Ukraine attacked Russian border regions with missiles and drones early Wednesday, sparking a fire at an oil depot and damaging an “industrial facility”, officials said.
The two separate attacks targeted Russia’s southern Rostov region and western Bryansk region, both of which have been hit by cross-border Ukrainian fire throughout Moscow’s nearly three-year invasion.
Videos purportedly taken in the Bryansk region showed a distant fireball illuminating the night sky over an urban area, while air raid sirens could be heard in footage from the southern Rostov region.
Kyiv said it struck an oil depot being used to “supply the Russian occupation army” in the Bryansk region, while the governor of Russia’s Rostov region said a Ukrainian missile attack damaged an “industrial enterprise” in the port city of Taganrog.
Kyiv has ramped up strikes on Russian oil and gas facilities this year, curbing Moscow’s energy industry and causing billions of dollars’ worth of damage.
The Ukrainian army said Russia was using the facility in Bryansk as a loading point for the Druzhba oil pipeline, a key supply route for Russian oil heading to much of central Europe.
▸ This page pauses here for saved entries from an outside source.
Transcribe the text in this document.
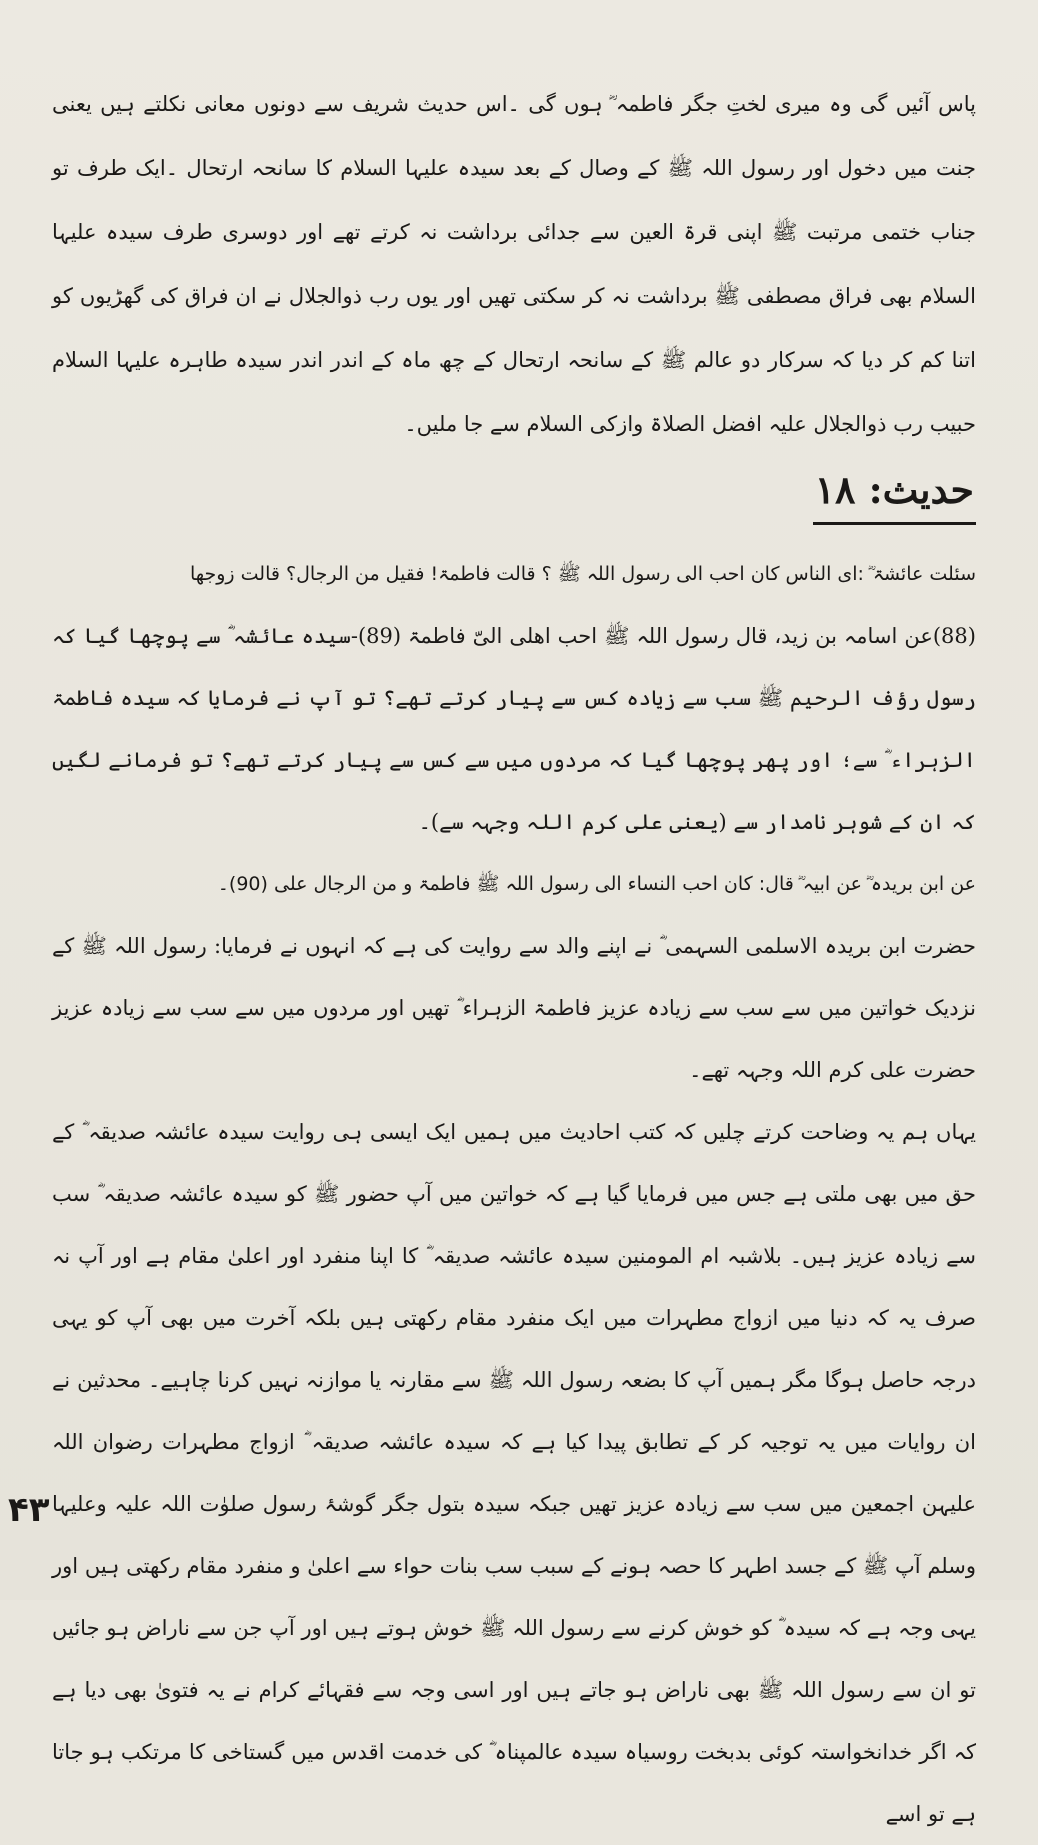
پاس آئیں گی وہ میری لختِ جگر فاطمہ ؓ ہوں گی ۔اس حدیث شریف سے دونوں معانی نکلتے ہیں یعنی جنت میں دخول اور رسول اللہ ﷺ کے وصال کے بعد سیدہ علیہا السلام کا سانحہ ارتحال ۔ایک طرف تو جناب ختمی مرتبت ﷺ اپنی قرۃ العین سے جدائی برداشت نہ کرتے تھے اور دوسری طرف سیدہ علیہا السلام بھی فراق مصطفی ﷺ برداشت نہ کر سکتی تھیں اور یوں رب ذوالجلال نے ان فراق کی گھڑیوں کو اتنا کم کر دیا کہ سرکار دو عالم ﷺ کے سانحہ ارتحال کے چھ ماہ کے اندر اندر سیدہ طاہرہ علیہا السلام حبیب رب ذوالجلال علیہ افضل الصلاۃ وازکی السلام سے جا ملیں۔

حدیث: ۱۸

سئلت عائشۃ ؓ :ای الناس کان احب الی رسول اللہ ﷺ ؟ قالت فاطمۃ! فقیل من الرجال؟ قالت زوجھا

(88)عن اسامہ بن زید، قال رسول اللہ ﷺ احب اھلی الیّ فاطمۃ (89)-سیدہ عائشہ ؓ سے پوچھا گیا کہ رسول رؤف الرحیم ﷺ سب سے زیادہ کس سے پیار کرتے تھے؟ تو آپ نے فرمایا کہ سیدہ فاطمۃ الزہراء ؓ سے؛ اور پھر پوچھا گیا کہ مردوں میں سے کس سے پیار کرتے تھے؟ تو فرمانے لگیں کہ ان کے شوہر نامدار سے (یعنی علی کرم اللہ وجہہ سے)۔

عن ابن بریدہ ؓ عن ابیہ ؓ قال: کان احب النساء الی رسول اللہ ﷺ فاطمۃ و من الرجال علی (90)۔

حضرت ابن بریدہ الاسلمی السہمی ؓ نے اپنے والد سے روایت کی ہے کہ انہوں نے فرمایا: رسول اللہ ﷺ کے نزدیک خواتین میں سے سب سے زیادہ عزیز فاطمۃ الزہراء ؓ تھیں اور مردوں میں سے سب سے زیادہ عزیز حضرت علی کرم اللہ وجہہ تھے۔

یہاں ہم یہ وضاحت کرتے چلیں کہ کتب احادیث میں ہمیں ایک ایسی ہی روایت سیدہ عائشہ صدیقہ ؓ کے حق میں بھی ملتی ہے جس میں فرمایا گیا ہے کہ خواتین میں آپ حضور ﷺ کو سیدہ عائشہ صدیقہ ؓ سب سے زیادہ عزیز ہیں۔ بلاشبہ ام المومنین سیدہ عائشہ صدیقہ ؓ کا اپنا منفرد اور اعلیٰ مقام ہے اور آپ نہ صرف یہ کہ دنیا میں ازواج مطہرات میں ایک منفرد مقام رکھتی ہیں بلکہ آخرت میں بھی آپ کو یہی درجہ حاصل ہوگا مگر ہمیں آپ کا بضعہ رسول اللہ ﷺ سے مقارنہ یا موازنہ نہیں کرنا چاہیے۔ محدثین نے ان روایات میں یہ توجیہ کر کے تطابق پیدا کیا ہے کہ سیدہ عائشہ صدیقہ ؓ ازواج مطہرات رضوان اللہ علیہن اجمعین میں سب سے زیادہ عزیز تھیں جبکہ سیدہ بتول جگر گوشۂ رسول صلوٰت اللہ علیہ وعلیہا وسلم آپ ﷺ کے جسد اطہر کا حصہ ہونے کے سبب سب بنات حواء سے اعلیٰ و منفرد مقام رکھتی ہیں اور یہی وجہ ہے کہ سیدہ ؓ کو خوش کرنے سے رسول اللہ ﷺ خوش ہوتے ہیں اور آپ جن سے ناراض ہو جائیں تو ان سے رسول اللہ ﷺ بھی ناراض ہو جاتے ہیں اور اسی وجہ سے فقہائے کرام نے یہ فتویٰ بھی دیا ہے کہ اگر خدانخواستہ کوئی بدبخت روسیاہ سیدہ عالمپناہ ؓ کی خدمت اقدس میں گستاخی کا مرتکب ہو جاتا ہے تو اسے

۴۳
“A massive fire broke out,” Ukraine’s general staff said in a statement.
It did not comment on the strike on the Rostov region.
The Russian governor of the Bryansk region, Alexander Bogomaz, said Ukraine had attacked a “production facility” with drones but that the blaze had since been extinguished.
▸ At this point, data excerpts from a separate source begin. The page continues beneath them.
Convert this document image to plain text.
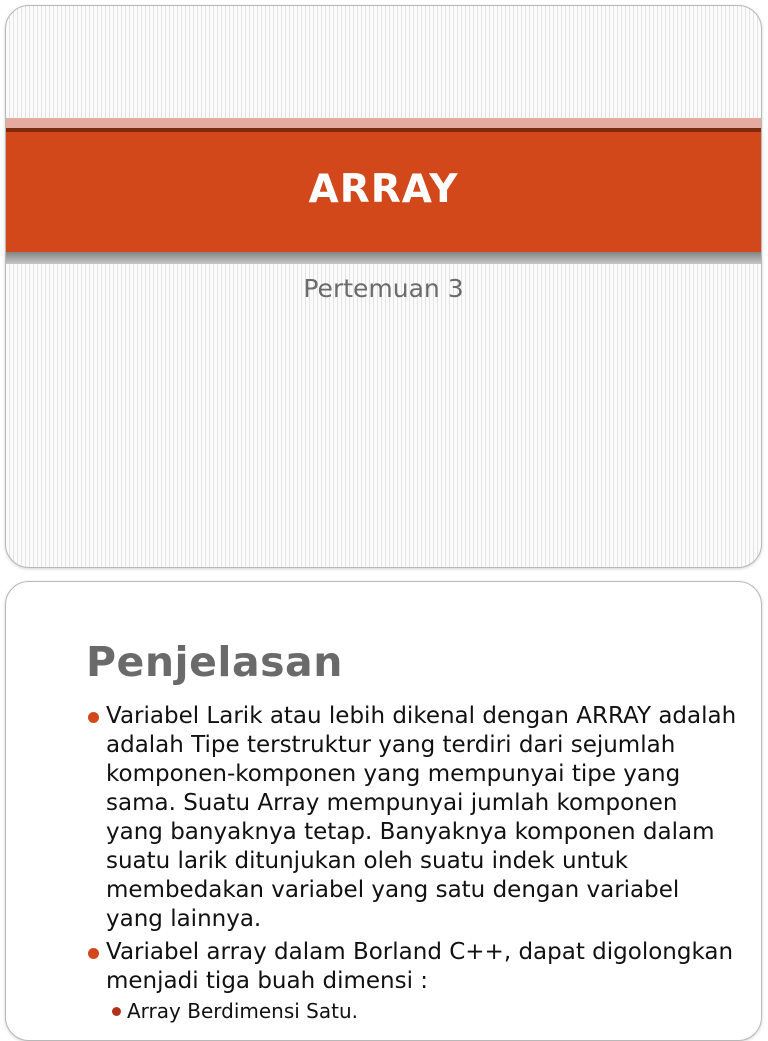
ARRAY
Pertemuan 3
Penjelasan
Variabel Larik atau lebih dikenal dengan ARRAY adalah adalah Tipe terstruktur yang terdiri dari sejumlah komponen-komponen yang mempunyai tipe yang sama. Suatu Array mempunyai jumlah komponen yang banyaknya tetap. Banyaknya komponen dalam suatu larik ditunjukan oleh suatu indek untuk membedakan variabel yang satu dengan variabel yang lainnya.
Variabel array dalam Borland C++, dapat digolongkan menjadi tiga buah dimensi :
Array Berdimensi Satu.
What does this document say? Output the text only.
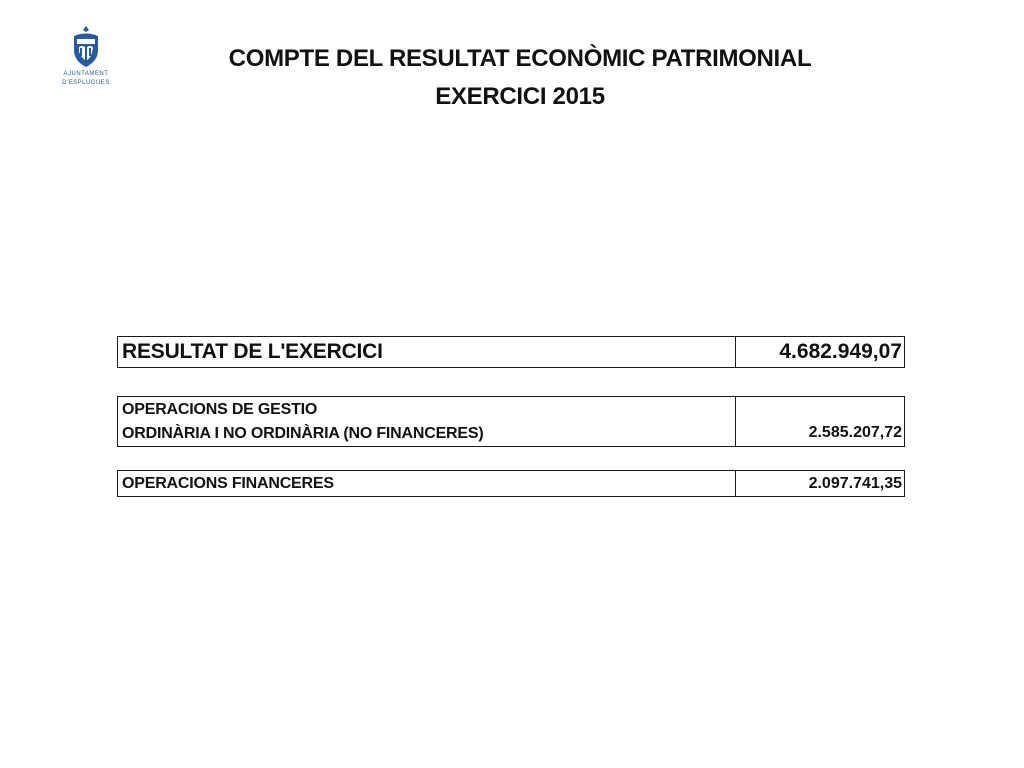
AJUNTAMENT
D'ESPLUGUES
COMPTE DEL RESULTAT ECONÒMIC PATRIMONIAL
EXERCICI 2015
RESULTAT DE L'EXERCICI	4.682.949,07
OPERACIONS DE GESTIO
ORDINÀRIA I NO ORDINÀRIA (NO FINANCERES)	2.585.207,72
OPERACIONS FINANCERES	2.097.741,35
Refineries and oil depots are a huge driving force behind Russia’s economy, with some facilities being given their own air-defence systems to ward off attacks.
Major companies have redirected oil to sites further away from Ukraine, as some Ukrainian drone strikes have reached hundreds of kilometres into Russian territory.
Ukraine says its attacks are “fair” retaliation for Moscow’s strikes on its own energy infrastructure that have cut power to millions of people.